Life is moving fast for Quinn XCII, an indie and pop hip hop singer/songwriter. Originally from Detroit, Quinn singer has made a name for himself not only in his hometown, but also in Los Angeles and now, nationally, headlining his own tour from coast to coast. During a recent visit to New York City while staying with Arlo, the rising artist stopped to talk about his influences, his songs, and the story behind his name.
Where does the name Quinn XCII come from…and how do you pronounce it?
It’s pronounced Quinn Ninety-Two. Quinn is an acronym my professor at Michigan State used to preach that stands for Quit Unless Instincts are Never Neglected, which basically just means if there’s nothing inside you telling you to quit pursuing something, don’t. XCII is the Roman numeral 92, which is the year I was born.
Which artists influence your music?
I’m from Detroit, so my parents were always playing soul music and Motown around the house—Michael Jackson, Sam Cooke, Stevie Wonder, and so on. I was definitely inspired by that sound at an early age, and still am. But as I grew up and started finding my own music, I started listening to a wider range of stuff—everything from Jack Johnson to Kid Cudi, and more recently Oh Wonder, Jack Garrett, Leon Bridges and Jon Bellion. I consider all of them inspirations, and I think the diversity of my influences definitely shows in my music.
Do you ever get nervous before going on stage?
I don’t really get nervous before shows anymore, especially my own, but there’s always the occasional situation whether it’s a festival or new market where I feel it a little. There’s always a sense of eagerness and excitement though before I go on stage and that won’t ever change.
What’s the vibe while filming your music videos?
Music videos are actually pretty serious in that I want to make sure the director and I and everyone else are clicking and getting the vision down as accurate as possible. That being said I always enjoy working with a crew of talented people and we always try and make the set as laid back as possible.
What’s one of the most fun moments you remember from a concert?
I’d say the funniest moment for me at a show—while there have been a slew of them—has to be when I was asked to chug a Smirnoff ice on stage on one knee from a crowd member. Very unexpected!
You’re currently on “The Story of Us” Tour. How’s life on the road?

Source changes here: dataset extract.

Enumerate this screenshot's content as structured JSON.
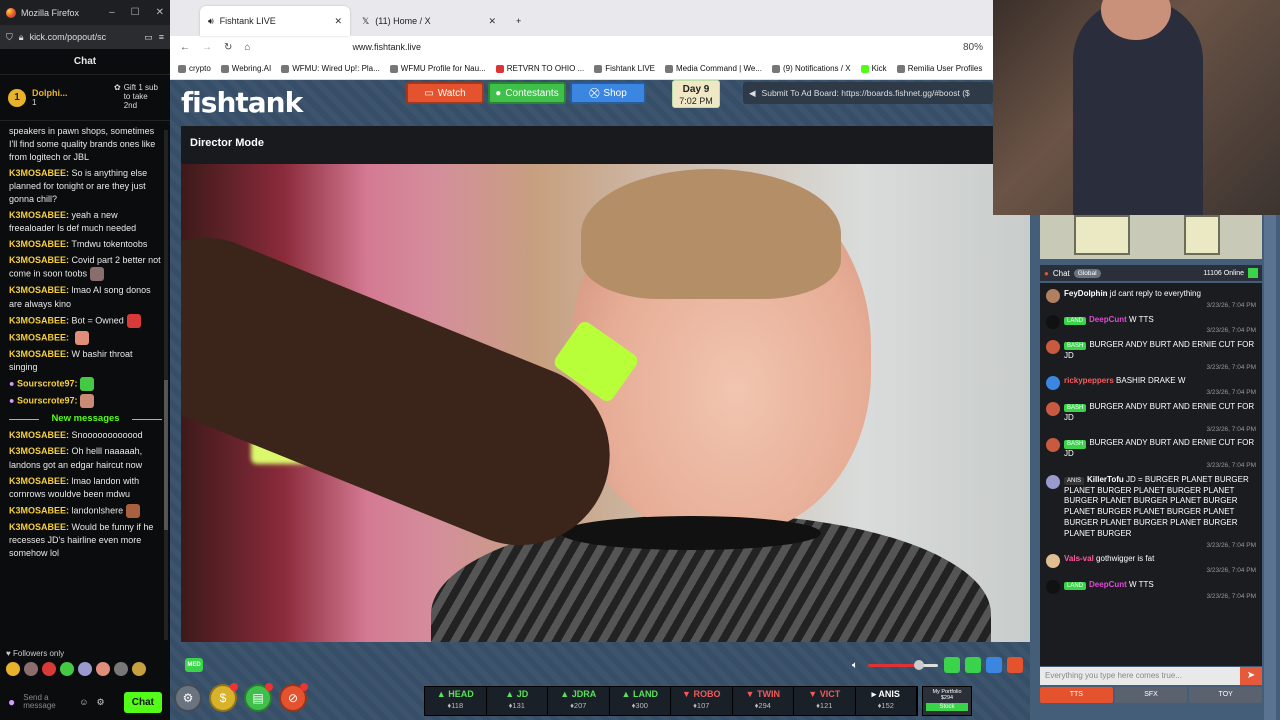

I’ve done 3 tours before this —one other as the headliner last spring, and two in 2016 supporting other artists, like in King of Summer. This is my first nationwide headline tour so it’s been really exciting and a big step up. First time on a tour bus, bigger production, bigger rooms….My debut album The Story of Us released with Columbia Records with in September so I’m playing a lot of new music from the project, and it’s a whole different show than my past tours. This whole tour sold out in advance which is just surreal, and seeing everything grow the way it is has from tour to tour has been incredible—I’m really grateful.
How are you liking the music-making scene in Los Angeles?
It’s very collaborative and creative in LA, so I’ve learned a lot from being out here and working with new people. But one of the most important things to me is finding the balance between that and also keeping my sound and vision intact. It’s easy to get caught up in the hype here: chasing the “hits,” and having people try and change your direction. I’m always mindful of that, and don’t let being here get in the way of what I want my music to sound like and stand for.
Your song “Straightjacket” mentions a “psycho from a midwest suburb?” Who is that?
Ha! My single Straightjacket is in reference to someone I dated years ago and definitely learned some lessons from.
Do you miss anything about living in Michigan?
I miss my friends and family for starters, but I also really miss the changing seasons, especially the frigid winters (which I know to most will sound crazy). It’s definitely a special place for me.
What would you say to anyone trying to make it as an artist right now?
Don’t give up. Realize that it takes years to hone your craft, and the only way to stand out from the crowd is to work harder. It’s such a competitive industry that requires so much more than just having a good voice or making one good song. Create your own sound and keep your artistic integrity. A lot of people try and create what’s working for other people because they think you have to put out what’s “hot” at the moment. If you’re trying to do something another artist is already doing, you’re too late to that sound. Instead take all your influences and use them to make something new and unique.